Allarme morti bianche C’è il fondo sicurezza

La Prealpina - 23/01/2018

La Regione Lombardia ha deciso di costituire un fondo di 7 milioni di euro per intervenire «con maggiore efficacia» nella prevenzione degli incidenti sul lavoro. Lo ha annunciato il governatore Roberto Maroni al termine del tavolo convocato ieri in Prefettura dopo l’incidente avvenuto a Milano alla Lamina, in cui hanno perso la vita quattro operai. «Una persona che muore, fosse anche soltanto una, richiede sempre una grande attenzione – ha commentato Maroni -. Per questo la Regione ha deciso di costituire dal 2018 un fondo per intervenire con maggiore efficacia per la prevenzione, con una dotazione di 7 milioni che deriva dagli introiti della attività di controllo in materia di sicurezza e salute sui luoghi di lavoro, della direzione generale welfare. Queste risorse sono messe in campo per la prima volta, non ci sono mai state. Vedremo insieme come utilizzarle».

Maroni ha precisato che nel 2017 l’Ats ha fatto 50 mila controlli relativi alla sicurezza in 30 mila aziende. «Dal 2008 al 2016 gli incidenti mortali sono calati da 65 a 40, per aumentare però nel 2017. Il trend è in diminuzione tranne che per il 2017, non c’è una emergenza». Un tavolo permanente sulla sicurezza? «La Regione ha già una cabina di regia, forse è meglio evitare troppi tavoli. Ma se si deciderà di farlo per la Città metropolitana di Milano, la Regione ci sarà».

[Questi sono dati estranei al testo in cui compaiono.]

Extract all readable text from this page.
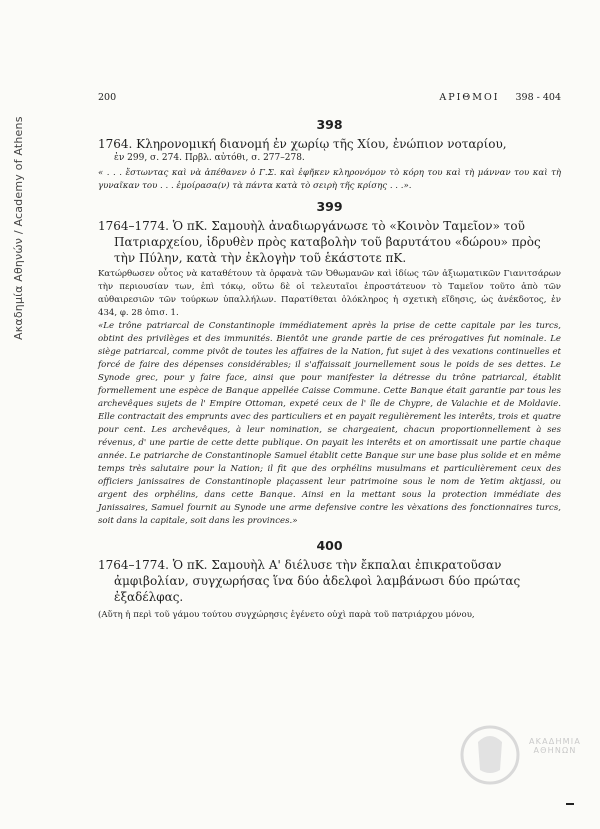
Ακαδημία Αθηνών / Academy of Athens
200	ΑΡΙΘΜΟΙ 398 - 404
398
1764. Κληρονομική διανομή ἐν χωρίῳ τῆς Χίου, ἐνώπιον νοταρίου,
ἐν 299, σ. 274. Πρβλ. αὐτόθι, σ. 277–278.
« . . . ἔστωντας καὶ νὰ ἀπέθανεν ὁ Γ.Σ. καὶ ἐφῆκεν κληρονόμον τὸ κόρη του καὶ τὴ μάνναν του καὶ τὴ γυναῖκαν του . . . ἐμοίρασα(ν) τὰ πάντα κατὰ τὸ σειρὴ τῆς κρίσης . . .».
399
1764–1774. Ὁ πΚ. Σαμουὴλ ἀναδιωργάνωσε τὸ «Κοινὸν Ταμεῖον» τοῦ Πατριαρχείου, ἱδρυθὲν πρὸς καταβολὴν τοῦ βαρυτάτου «δώρου» πρὸς τὴν Πύλην, κατὰ τὴν ἐκλογὴν τοῦ ἑκάστοτε πΚ.
Κατώρθωσεν οὗτος νὰ καταθέτουν τὰ ὀρφανὰ τῶν Ὀθωμανῶν καὶ ἰδίως τῶν ἀξιωματικῶν Γιανιτσάρων τὴν περιουσίαν των, ἐπὶ τόκῳ, οὕτω δὲ οἱ τελευταῖοι ἐπροστάτευον τὸ Ταμεῖον τοῦτο ἀπὸ τῶν αὐθαιρεσιῶν τῶν τούρκων ὑπαλλήλων. Παρατίθεται ὁλόκληρος ἡ σχετικὴ εἴδησις, ὡς ἀνέκδοτος, ἐν 434, φ. 28 ὀπισ. 1.
«Le trône patriarcal de Constantinople immédiatement après la prise de cette capitale par les turcs, obtint des privilèges et des immunités. Bientôt une grande partie de ces prérogatives fut nominale. Le siège patriarcal, comme pivôt de toutes les affaires de la Nation, fut sujet à des vexations continuelles et forcé de faire des dépenses considérables; il s'affaissait journellement sous le poids de ses dettes. Le Synode grec, pour y faire face, ainsi que pour manifester la détresse du trône patriarcal, établit formellement une espèce de Banque appellée Caisse Commune. Cette Banque était garantie par tous les archevêques sujets de l' Empire Ottoman, expeté ceux de l' île de Chypre, de Valachie et de Moldavie. Elle contractait des emprunts avec des particuliers et en payait regulièrement les interêts, trois et quatre pour cent. Les archevêques, à leur nomination, se chargeaient, chacun proportionnellement à ses révenus, d' une partie de cette dette publique. On payait les interêts et on amortissait une partie chaque année. Le patriarche de Constantinople Samuel établit cette Banque sur une base plus solide et en même temps très salutaire pour la Nation; il fit que des orphélins musulmans et particulièrement ceux des officiers janissaires de Constantinople plaçassent leur patrimoine sous le nom de Yetim aktjassi, ou argent des orphélins, dans cette Banque. Ainsi en la mettant sous la protection immédiate des Janissaires, Samuel fournit au Synode une arme defensive contre les vèxations des fonctionnaires turcs, soit dans la capitale, soit dans les provinces.»
400
1764–1774. Ὁ πΚ. Σαμουὴλ Α' διέλυσε τὴν ἔκπαλαι ἐπικρατοῦσαν ἀμφιβολίαν, συγχωρήσας ἵνα δύο ἀδελφοὶ λαμβάνωσι δύο πρώτας ἐξαδέλφας.
(Αὕτη ἡ περὶ τοῦ γάμου τούτου συγχώρησις ἐγένετο οὐχὶ παρὰ τοῦ πατριάρχου μόνου,
ΑΚΑΔΗΜΙΑ ΑΘΗΝΩΝ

Ma il settore della sicurezza è esso stesso una fonte di lavoro: tra consulenza e fabbricazione di attrezzature, le aziende specializzate fanno segnare un incoraggiante + 38% a Milano in cinque anni, secondo i dati della Camera di commercio. In Lombardia si concentrano le imprese del settore a livello nazionale. In regione la crescita è del 7% in un anno e del 34% in cinque anni, di più rispetto al dato nazionale di +6% e +32%. Sono circa mille le imprese attive, 978, concentrate in Lombardia su un totale in Italia di 3.948. Oltre 3 mila gli addetti che operano nel settore regione sui 13 mila nazionali. Un settore che in regione fattura 355 milioni all’anno, metà per la fabbricazione di attrezzature e metà per la consulenza, su un totale nazionale di quasi un miliardo.

Dopo Milano con 364 imprese, che crescono di + 11% in un anno e di +38% in cinque e mille addetti, c’è Brescia con 156 e circa 400 addetti (+6,8% e +45,8%), Bergamo (97 e circa 700 addetti, +6,6%, +33%), Monza (86 e 133 addetti, +6%, +54%), Varese (61 e 108 addetti, +9%), Pavia (47 imprese e 74 addetti), Como (40 e 122), Cremona, Mantova e Lecco con circa 30 imprese (237, 132 e 85 addetti), Lodi con 19 e Sondrio con 13 imprese (37 e 70 addetti).